L’impegno della Chiesa locale:
«Un tessuto sociale da ricostruire»

Don Franco Colombini, parroco di Sant’Ambrogio Vescovo e Dottore nel Comune commissariato quattro volte per infiltrazioni mafiose, parla delle iniziative promosse sul fronte della formazione alla legalità

di Marta VALAGUSSA

27 Ottobre 2013

Don Franco Colombini, classe 1950, da sedici anni è parroco di Sant’Ambrogio Vescovo e Dottore a Trezzano sul Naviglio. Un sacerdote abituato a lavorare nelle zone più difficili: per dieci anni, infatti, è stato cappellano del carcere di Opera. Ora vive in un Comune, Trezzano, che è stato commissariato quattro volte per infiltrazioni mafiose: l’ultima nello scorso mese di maggio. Gli abbiamo chiesto come vive in questa comunità e come sta cercando di aiutare la popolazione in questa situazione. «Nell’animo delle persone c’è delusione e sfiducia totale nei confronti delle istituzioni. Stiamo cercando di ricostruire questo tessuto sociale, con grande fatica. La città chiede di essere governata da persone serie e affidabili. Il disagio sociale è diffuso».

Che tipo di realtà è quella di Trezzano sul Naviglio?
Il nostro paese è spaccato. In diversi modi: dai Navigli, dalla ferrovia, dalle strade. Ma anche tra le persone. Esistono diversi gruppi socio-politici, che però sono in rapporti conflittuali tra loro. Si impegnano per una politica “contro” l’altro, non per una politica propositiva. Nessuno è disposto a dare un contributo positivo alla città. Bisogna imparare che si può fare opposizione in modo sereno, da uomini di buona volontà. Ecco, questo clima di serenità non esiste, c’è molto odio reciproco.

Insomma, si tratta di una società che deve riconciliarsi…
Esattamente, dobbiamo ridare un’anima a questa comunità, trasmettere l’idea che vale la pena mettersi in gioco e affrontare il futuro con entusiasmo e positività.
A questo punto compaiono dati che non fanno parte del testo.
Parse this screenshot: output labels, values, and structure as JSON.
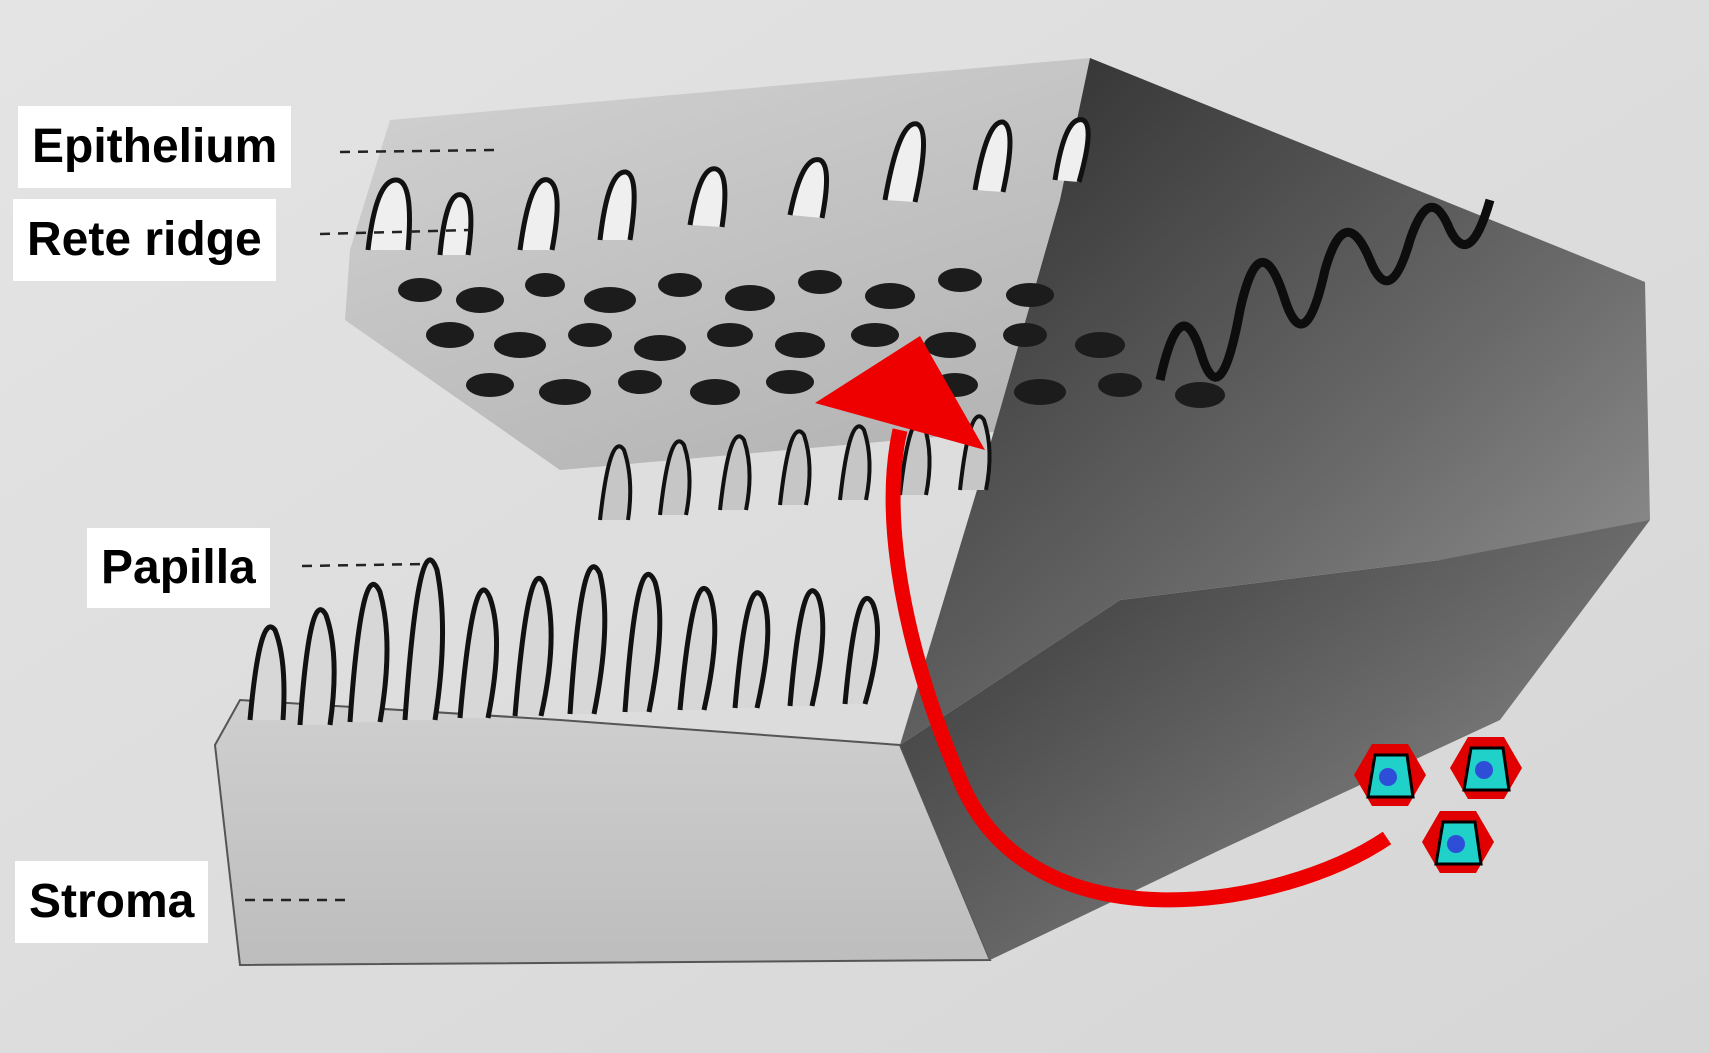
{
  "labels": {
    "epithelium": "Epithelium",
    "rete_ridge": "Rete ridge",
    "papilla": "Papilla",
    "stroma": "Stroma"
  },
  "colors": {
    "background": "#dcdcdc",
    "arrow": "#ee0000",
    "particle_hexagon": "#e00000",
    "particle_body": "#1fd1c8",
    "particle_core": "#2f4ed8"
  },
  "icons": {
    "arrow": "curved-arrow-icon",
    "particle": "hexagon-particle-icon"
  }
}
Quando il Comune dimostra di non essere degno della fiducia dei cittadini, e quindi viene meno la figura dell’istituzione, quale realtà può occuparsi della formazione delle persone?
Di certo solo la parrocchia! Esistono i comitati di quartiere, ma formano le persone solo su questioni tecniche e le modalità sono ancora molto faziose. La Chiesa è l’unica a preoccuparsi della formazione della persona nella sua interezza, a cominciare dai valori.

Nello specifico, in che modo la sua parrocchia si è presa a cuore la formazione dei laici?
Abbiamo deciso di far trascorrere un po’ di tempo dall’ultimo commissariamento, per placare gli animi che erano infervorati. Alla fine dell’estate abbiamo pensato di proporre incontri e iniziative di formazione alla legalità. Il primo si è svolto in questo mese con la partecipazione di don Walter Magnoni, che ci ha aiutato a leggere la nostra situazione alla luce dell’Anno della fede. La comunità ha preso atto del male, degli sbagli commessi dai politici e della sofferenza comune. Non è emerso alcun giudizio negativo, ma semplicemente l’espressione di un disagio interiore. C’è molto desiderio di recuperare e ricostruire una società che finora ha molto deluso.
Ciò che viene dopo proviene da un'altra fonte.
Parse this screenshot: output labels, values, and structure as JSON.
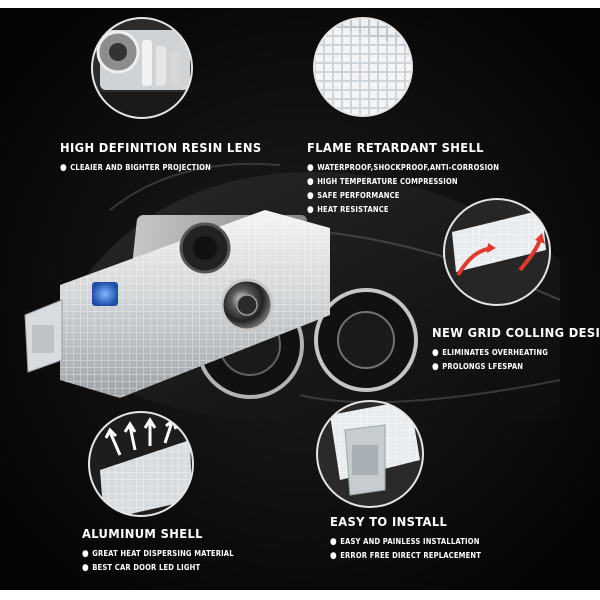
{
  "colors": {
    "background": "#000000",
    "text": "#ffffff",
    "frame": "#ffffff"
  },
  "features": [
    {
      "title": "HIGH DEFINITION RESIN LENS",
      "bullets": [
        "CLEAIER AND BIGHTER PROJECTION"
      ],
      "icon": "resin-lens-closeup"
    },
    {
      "title": "FLAME RETARDANT SHELL",
      "bullets": [
        "WATERPROOF,SHOCKPROOF,ANTI-CORROSION",
        "HIGH TEMPERATURE COMPRESSION",
        "SAFE PERFORMANCE",
        "HEAT RESISTANCE"
      ],
      "icon": "grid-shell-closeup"
    },
    {
      "title": "NEW GRID COLLING DESIGN",
      "bullets": [
        "ELIMINATES OVERHEATING",
        "PROLONGS LFESPAN"
      ],
      "icon": "cooling-grid-closeup"
    },
    {
      "title": "ALUMINUM SHELL",
      "bullets": [
        "GREAT HEAT DISPERSING MATERIAL",
        "BEST CAR DOOR LED LIGHT"
      ],
      "icon": "aluminum-heat-closeup"
    },
    {
      "title": "EASY TO INSTALL",
      "bullets": [
        "EASY AND PAINLESS INSTALLATION",
        "ERROR FREE DIRECT REPLACEMENT"
      ],
      "icon": "clip-install-closeup"
    }
  ],
  "bullet_glyph": "●"
}
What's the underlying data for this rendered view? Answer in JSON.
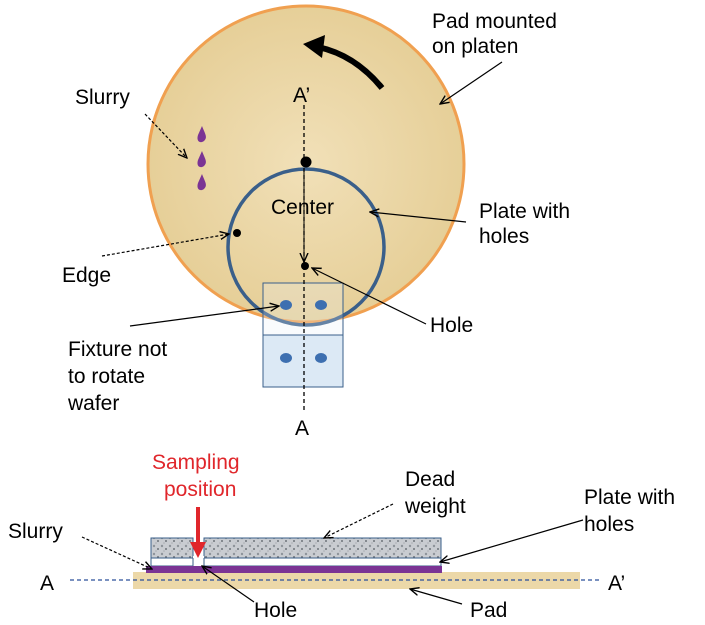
{
  "top_view": {
    "pad_label": [
      "Pad mounted",
      "on platen"
    ],
    "slurry_label": "Slurry",
    "section_top_label": "A’",
    "center_label": "Center",
    "plate_label": [
      "Plate with",
      "holes"
    ],
    "edge_label": "Edge",
    "hole_label": "Hole",
    "fixture_label": [
      "Fixture not",
      "to rotate",
      "wafer"
    ],
    "section_bottom_label": "A"
  },
  "cross_section": {
    "sampling_label": [
      "Sampling",
      "position"
    ],
    "dead_weight_label": [
      "Dead",
      "weight"
    ],
    "plate_label": [
      "Plate with",
      "holes"
    ],
    "slurry_label": "Slurry",
    "left_label": "A",
    "right_label": "A’",
    "hole_label": "Hole",
    "pad_label": "Pad"
  },
  "colors": {
    "pad_fill": "#ecd8a8",
    "pad_border": "#f0a050",
    "plate_border": "#3a5f8a",
    "slurry": "#7b3494",
    "sampling_red": "#e0262b",
    "fixture_fill": "#dce9f5",
    "hole_fill": "#3d6fb0"
  }
}
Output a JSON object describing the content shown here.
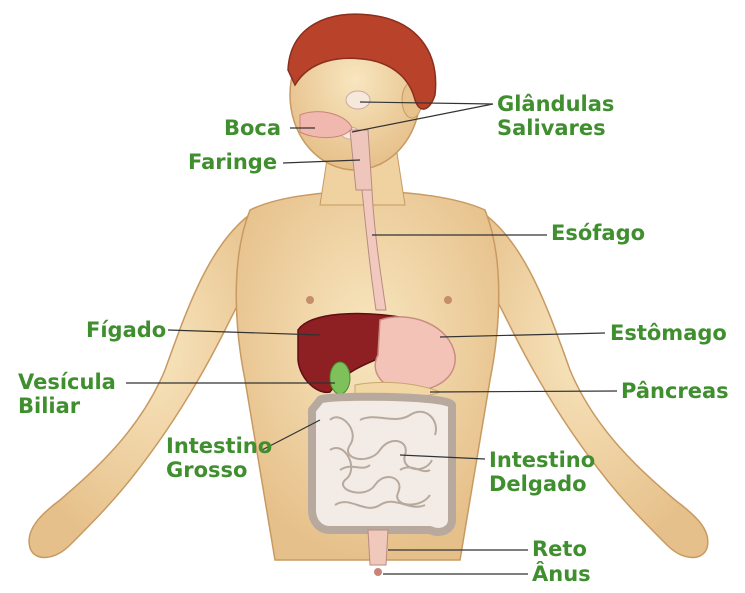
{
  "labels": {
    "glandulas_line1": "Glândulas",
    "glandulas_line2": "Salivares",
    "boca": "Boca",
    "faringe": "Faringe",
    "esofago": "Esófago",
    "figado": "Fígado",
    "estomago": "Estômago",
    "vesicula_line1": "Vesícula",
    "vesicula_line2": "Biliar",
    "pancreas": "Pâncreas",
    "intestino_grosso_line1": "Intestino",
    "intestino_grosso_line2": "Grosso",
    "intestino_delgado_line1": "Intestino",
    "intestino_delgado_line2": "Delgado",
    "reto": "Reto",
    "anus": "Ânus"
  },
  "colors": {
    "label_text": "#3f8f2f",
    "skin": "#f3d9a8",
    "skin_shadow": "#d9b27c",
    "hair": "#b8422a",
    "liver": "#8e1f22",
    "stomach": "#f4c3b8",
    "gallbladder": "#7ec05a",
    "intestine": "#f3ece6",
    "esophagus": "#f1c9bf",
    "leader_line": "#333333"
  }
}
I prossimi incontri mensili su cosa verteranno?
Soprattutto sulla preparazione al voto. In primavera ci saranno le elezioni, in concomitanza con quelle europee. Abbiamo l’obiettivo di preparare le persone a ritrovare valori comuni condivisi. E a impegnarsi in prima persona per attuarli concretamente nella vita cittadina. I temi che affronteremo sono tanti: legalità, territorio, lavoro, famiglie, immigrazione…
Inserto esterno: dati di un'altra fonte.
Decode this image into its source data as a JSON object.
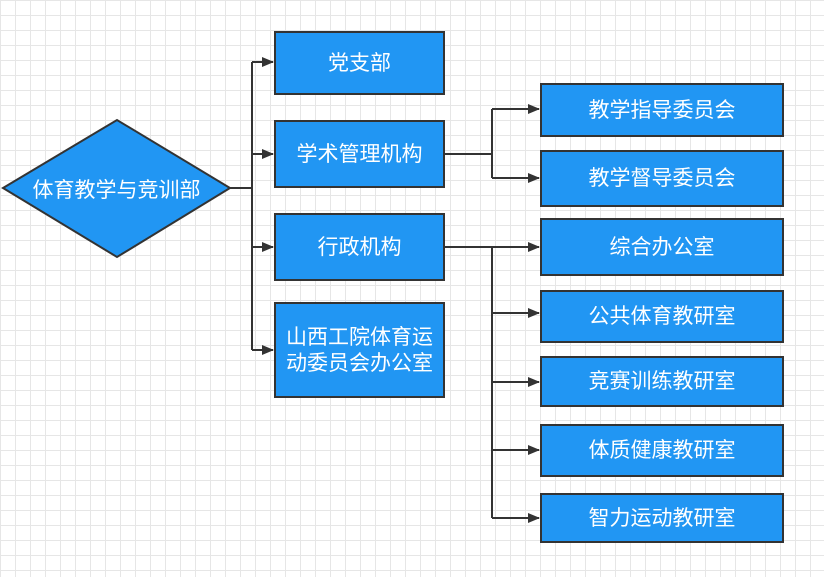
{
  "colors": {
    "node_fill": "#2196f3",
    "stroke": "#333333",
    "text": "#ffffff"
  },
  "root": {
    "label": "体育教学与竞训部"
  },
  "level1": [
    {
      "label": "党支部"
    },
    {
      "label": "学术管理机构"
    },
    {
      "label": "行政机构"
    },
    {
      "label": "山西工院体育运动委员会办公室"
    }
  ],
  "academic_children": [
    {
      "label": "教学指导委员会"
    },
    {
      "label": "教学督导委员会"
    }
  ],
  "admin_children": [
    {
      "label": "综合办公室"
    },
    {
      "label": "公共体育教研室"
    },
    {
      "label": "竞赛训练教研室"
    },
    {
      "label": "体质健康教研室"
    },
    {
      "label": "智力运动教研室"
    }
  ]
}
Anche i giovani sono sensibili a questi incontri?
La nostra realtà giovanile è molto delicata. I giovani qui sono spesso allo sbando, vittime di droghe e stupefacenti che in questa realtà circolano con molta facilità. Ma è anche per loro che vogliamo formare persone che possano risolvere il loro disagio e ridare una speranza alle nuove generazioni.